Lass dich berühren….

[07.10.2022]

„Mein Name ist Pepper, ich bin ein Roboter. Für 3 Wochen wohne ich gemeinsam mit an Demenz erkrankten Bewohner*innen im gemeinsamen Haushalt. Ich animiere sie zu Bewegungsübungen, aber auch zum Gedächtnistraining. Darüber hinaus erinnere ich sie an die Einnahme von Medikamenten und an Essen und Trinken. Meine Mimik, Gestik, aber auch meine Sprache wirken noch nicht so natürlich wie bei euch Menschen und weil sich meine Oberfläche aus kaltem Plastik nicht wie warme Haut anfühlt, werde ich auch kaum in den Arm genommen oder gestreichelt.
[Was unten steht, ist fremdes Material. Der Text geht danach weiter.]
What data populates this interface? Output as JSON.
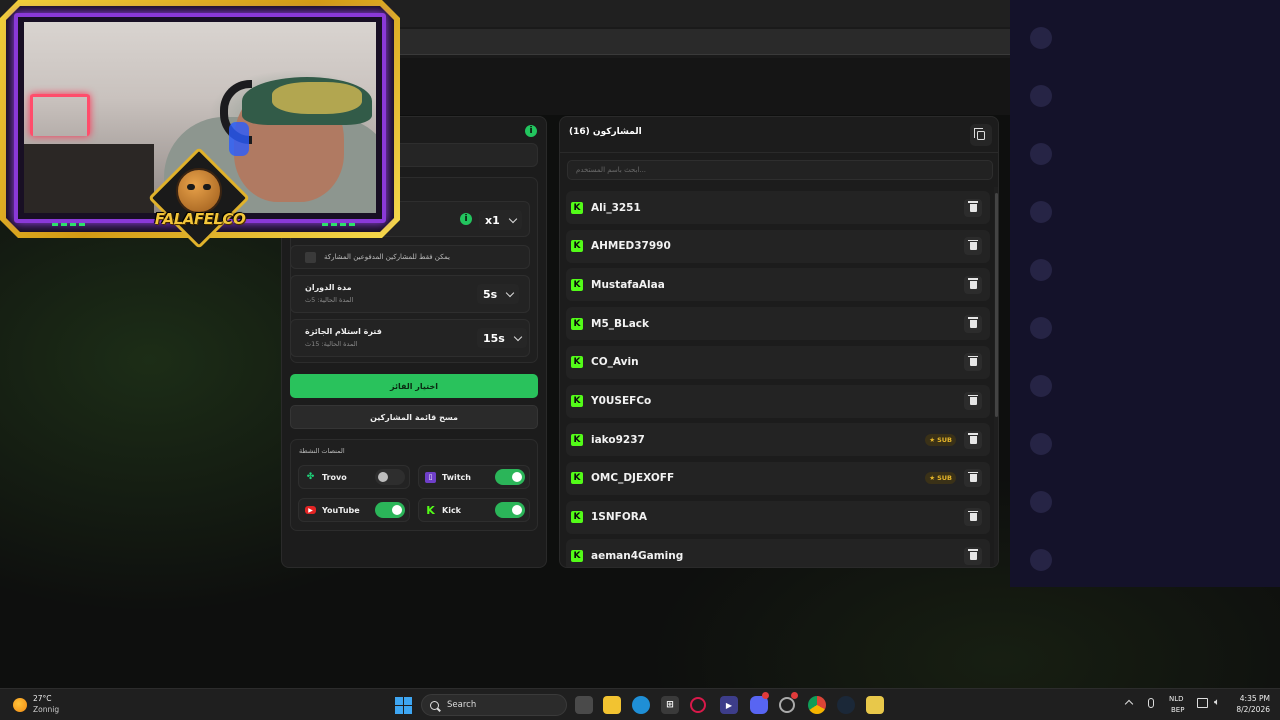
{
  "settings": {
    "multiplier_value": "x1",
    "paid_only_label": "يمكن فقط للمشاركين المدفوعين المشاركة",
    "spin_duration": {
      "title": "مدة الدوران",
      "subtitle": "المدة الحالية: 5ث",
      "value": "5s"
    },
    "claim_period": {
      "title": "فترة استلام الجائزة",
      "subtitle": "المدة الحالية: 15ث",
      "value": "15s"
    },
    "pick_winner_label": "اختيار الفائز",
    "clear_list_label": "مسح قائمة المشاركين",
    "platforms_title": "المنصات النشطة",
    "platforms": [
      {
        "name": "Trovo",
        "enabled": false
      },
      {
        "name": "Twitch",
        "enabled": true
      },
      {
        "name": "YouTube",
        "enabled": true
      },
      {
        "name": "Kick",
        "enabled": true
      }
    ]
  },
  "participants": {
    "title": "المشاركون (16)",
    "search_placeholder": "ابحث باسم المستخدم...",
    "sub_badge": "SUB",
    "rows": [
      {
        "name": "Ali_3251",
        "sub": false
      },
      {
        "name": "AHMED37990",
        "sub": false
      },
      {
        "name": "MustafaAlaa",
        "sub": false
      },
      {
        "name": "M5_BLack",
        "sub": false
      },
      {
        "name": "CO_Avin",
        "sub": false
      },
      {
        "name": "Y0USEFCo",
        "sub": false
      },
      {
        "name": "iako9237",
        "sub": true
      },
      {
        "name": "OMC_DJEXOFF",
        "sub": true
      },
      {
        "name": "1SNFORA",
        "sub": false
      },
      {
        "name": "aeman4Gaming",
        "sub": false
      }
    ]
  },
  "webcam": {
    "logo_text": "FALAFELCO"
  },
  "taskbar": {
    "weather_temp": "27°C",
    "weather_desc": "Zonnig",
    "search_label": "Search",
    "lang_line1": "NLD",
    "lang_line2": "BEP",
    "time": "4:35 PM",
    "date": "8/2/2026"
  },
  "colors": {
    "accent_green": "#29c25c",
    "kick_green": "#53fc18",
    "sub_gold": "#e6b629",
    "twitch_purple": "#9146ff",
    "youtube_red": "#ff0000"
  }
}
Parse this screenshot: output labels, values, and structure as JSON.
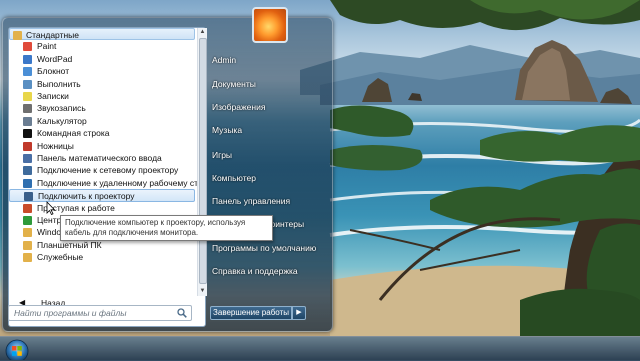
{
  "programs": {
    "folder_header": "Стандартные",
    "items": [
      {
        "label": "Paint",
        "icon": "paint-icon",
        "color": "#e04a3a"
      },
      {
        "label": "WordPad",
        "icon": "wordpad-icon",
        "color": "#3b78c9"
      },
      {
        "label": "Блокнот",
        "icon": "notepad-icon",
        "color": "#4b8fd6"
      },
      {
        "label": "Выполнить",
        "icon": "run-icon",
        "color": "#5a8fc2"
      },
      {
        "label": "Записки",
        "icon": "sticky-notes-icon",
        "color": "#e8d64a"
      },
      {
        "label": "Звукозапись",
        "icon": "microphone-icon",
        "color": "#6f6f6f"
      },
      {
        "label": "Калькулятор",
        "icon": "calculator-icon",
        "color": "#6a7d92"
      },
      {
        "label": "Командная строка",
        "icon": "cmd-icon",
        "color": "#111111"
      },
      {
        "label": "Ножницы",
        "icon": "scissors-icon",
        "color": "#c0392b"
      },
      {
        "label": "Панель математического ввода",
        "icon": "math-input-icon",
        "color": "#4a6fa5"
      },
      {
        "label": "Подключение к сетевому проектору",
        "icon": "network-projector-icon",
        "color": "#3f6b9c"
      },
      {
        "label": "Подключение к удаленному рабочему столу",
        "icon": "remote-desktop-icon",
        "color": "#2f6fb0"
      },
      {
        "label": "Подключить к проектору",
        "icon": "projector-icon",
        "color": "#3a5f8a"
      },
      {
        "label": "Приступая к работе",
        "icon": "getting-started-icon",
        "color": "#c94c2a"
      },
      {
        "label": "Центр синхронизации",
        "icon": "sync-center-icon",
        "color": "#2e9a3a"
      },
      {
        "label": "Windows PowerShell",
        "icon": "folder-icon",
        "color": "#e2b14a"
      },
      {
        "label": "Планшетный ПК",
        "icon": "folder-icon",
        "color": "#e2b14a"
      },
      {
        "label": "Служебные",
        "icon": "folder-icon",
        "color": "#e2b14a"
      }
    ],
    "highlighted_index": 12
  },
  "back_label": "Назад",
  "search": {
    "placeholder": "Найти программы и файлы"
  },
  "right_pane": {
    "items": [
      {
        "label": "Admin",
        "name": "user-admin"
      },
      {
        "label": "Документы",
        "name": "documents"
      },
      {
        "label": "Изображения",
        "name": "pictures"
      },
      {
        "label": "Музыка",
        "name": "music"
      },
      {
        "label": "Игры",
        "name": "games"
      },
      {
        "label": "Компьютер",
        "name": "computer"
      },
      {
        "label": "Панель управления",
        "name": "control-panel"
      },
      {
        "label": "Устройства и принтеры",
        "name": "devices-printers"
      },
      {
        "label": "Программы по умолчанию",
        "name": "default-programs"
      },
      {
        "label": "Справка и поддержка",
        "name": "help-support"
      }
    ],
    "shutdown_label": "Завершение работы"
  },
  "tooltip": "Подключение компьютер к проектору, используя кабель для подключения монитора."
}
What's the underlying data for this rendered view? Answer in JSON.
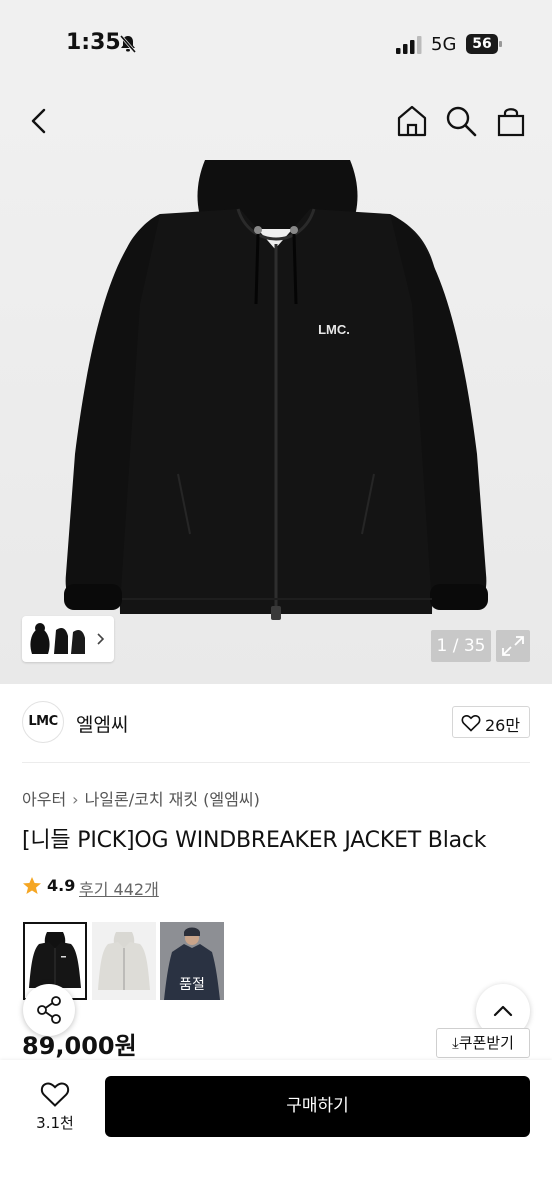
{
  "status_bar": {
    "time": "1:35",
    "network": "5G",
    "battery": "56"
  },
  "gallery": {
    "page_counter": "1 / 35",
    "jacket_logo": "LMC."
  },
  "brand": {
    "logo_text": "LMC",
    "name": "엘엠씨",
    "likes": "26만"
  },
  "breadcrumb": [
    "아우터",
    "나일론/코치 재킷 (엘엠씨)"
  ],
  "product": {
    "title": "[니들 PICK]OG WINDBREAKER JACKET Black",
    "rating": "4.9",
    "reviews": "후기 442개",
    "price": "89,000원"
  },
  "options": [
    {
      "color": "Black",
      "selected": true
    },
    {
      "color": "Light Gray",
      "selected": false
    },
    {
      "color": "Navy",
      "selected": false,
      "status": "품절"
    }
  ],
  "coupon_label": "쿠폰받기",
  "bottom_bar": {
    "wish_count": "3.1천",
    "buy_label": "구매하기"
  },
  "colors": {
    "accent": "#000000",
    "star": "#f5a623",
    "background": "#f0f0f0"
  }
}
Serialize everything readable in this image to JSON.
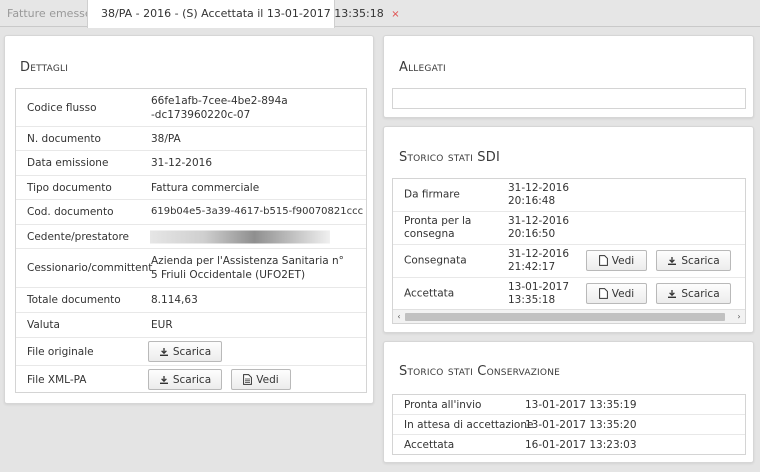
{
  "tabs": [
    {
      "label": "Fatture emesse"
    },
    {
      "label": "38/PA - 2016 - (S) Accettata il 13-01-2017 13:35:18",
      "close": "×"
    }
  ],
  "dettagli": {
    "title": "Dettagli",
    "rows": {
      "codice_flusso": {
        "label": "Codice flusso",
        "value": "66fe1afb-7cee-4be2-894a-dc173960220c-07"
      },
      "n_documento": {
        "label": "N. documento",
        "value": "38/PA"
      },
      "data_emissione": {
        "label": "Data emissione",
        "value": "31-12-2016"
      },
      "tipo_documento": {
        "label": "Tipo documento",
        "value": "Fattura commerciale"
      },
      "cod_documento": {
        "label": "Cod. documento",
        "value": "619b04e5-3a39-4617-b515-f90070821ccc"
      },
      "cedente": {
        "label": "Cedente/prestatore"
      },
      "cessionario": {
        "label": "Cessionario/committent",
        "value": "Azienda per l'Assistenza Sanitaria n° 5 Friuli Occidentale (UFO2ET)"
      },
      "totale": {
        "label": "Totale documento",
        "value": "8.114,63"
      },
      "valuta": {
        "label": "Valuta",
        "value": "EUR"
      },
      "file_originale": {
        "label": "File originale",
        "scarica": "Scarica"
      },
      "file_xml": {
        "label": "File XML-PA",
        "scarica": "Scarica",
        "vedi": "Vedi"
      }
    }
  },
  "allegati": {
    "title": "Allegati"
  },
  "storico_sdi": {
    "title": "Storico stati SDI",
    "rows": [
      {
        "stato": "Da firmare",
        "data": "31-12-2016",
        "ora": "20:16:48"
      },
      {
        "stato": "Pronta per la consegna",
        "data": "31-12-2016",
        "ora": "20:16:50"
      },
      {
        "stato": "Consegnata",
        "data": "31-12-2016",
        "ora": "21:42:17",
        "vedi": "Vedi",
        "scarica": "Scarica"
      },
      {
        "stato": "Accettata",
        "data": "13-01-2017",
        "ora": "13:35:18",
        "vedi": "Vedi",
        "scarica": "Scarica"
      }
    ],
    "scroll_left": "‹",
    "scroll_right": "›"
  },
  "storico_conservazione": {
    "title": "Storico stati Conservazione",
    "rows": [
      {
        "stato": "Pronta all'invio",
        "data": "13-01-2017 13:35:19"
      },
      {
        "stato": "In attesa di accettazione",
        "data": "13-01-2017 13:35:20"
      },
      {
        "stato": "Accettata",
        "data": "16-01-2017 13:23:03"
      }
    ]
  },
  "colors": {
    "close_x": "#e04a4a",
    "background": "#e4e4e4",
    "panel_border": "#d6d6d6"
  },
  "icons": {
    "scarica": "download-icon",
    "vedi": "document-icon"
  }
}
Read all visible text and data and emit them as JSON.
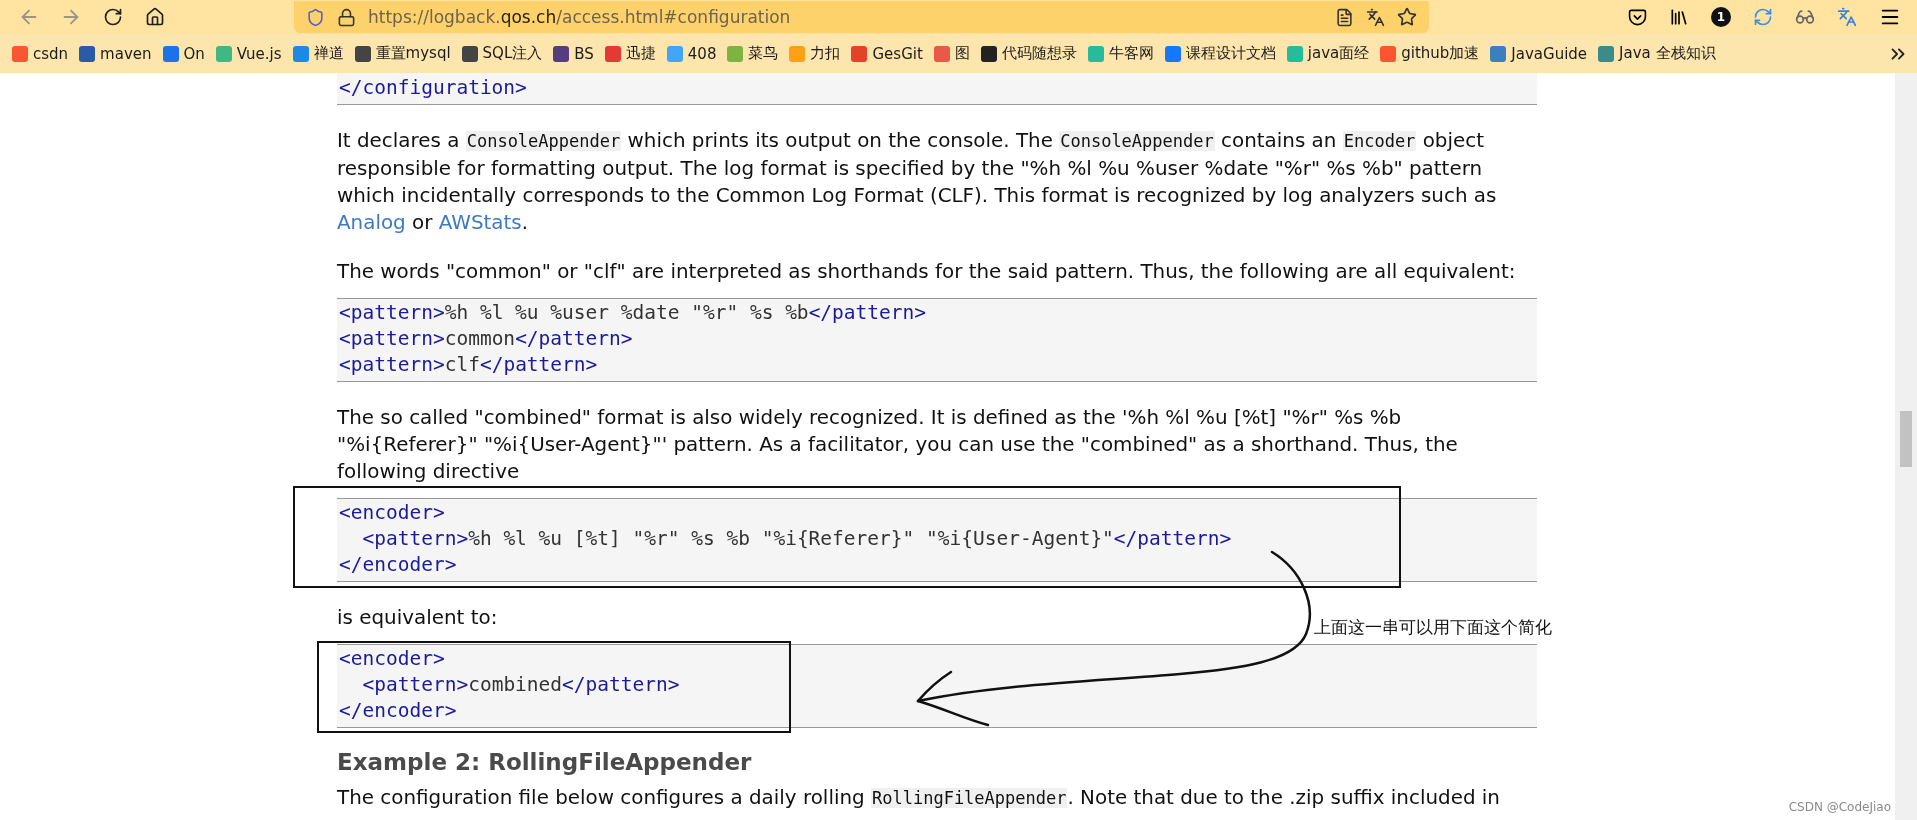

Fragt ihr euch jetzt, ob mir das abgeht?“

Humanoide Roboter – so wie „Pepper“ – werden bereits in den unterschiedlichsten Bereichen zum Wohle der Menschen eingesetzt. Vor allem im Pflegebereich und in der Betreuung von Senior*innen können sie dazu beitragen, dass Tätigkeiten des alltäglichen Lebens verlässlich erledigt werden. Menschen, die in betreuten Wohneinrichtungen leben, ermöglichen sie beispielsweise, länger ein selbstständiges Leben zu führen. Was diese Roboter aber nicht ersetzen können, ist, die Sehnsucht jedes Menschen nach Berührung und Körperkontakt zu stillen: Eine liebevolle Umarmung, ein warmer Händedruck oder aufmunternde Worte – das tut Körper und Seele einfach gut und bleibt uns Menschen vorbehalten! Die pandemiebedingte Einschränkung von Körperkontakten und die damit einhergehende Berührungsangst haben unser körperliches und mentales Wohlbefinden über eine lange Zeit negativ beeinflusst. Fast 2 Jahre lang galt das Händeschütteln als eine eher unangebrachte Begrüßungsart, bei Umarmungen gibt es heute oftmals noch Bedenken und ein Küsschen auf die Wange darf nicht mehr allen Freundinnen und Freunden gegeben werden. Das Anfassen von Oberflächen und Gegenständen in öffentlichen Räumen ist am besten auch noch heute zu vermeiden. Letztendlich ist uns die Desinfektion der Hände inzwischen genauso geläufig geworden wie das oftmalige Händewaschen. Jedenfalls hat uns der Alltag in Zeiten von Corona schmerzlich bewusstgemacht, welch hohen Stellen- wert die gegenseitige Berührung für uns hat und zu welchen Folgen Berührungsmangel führen kann.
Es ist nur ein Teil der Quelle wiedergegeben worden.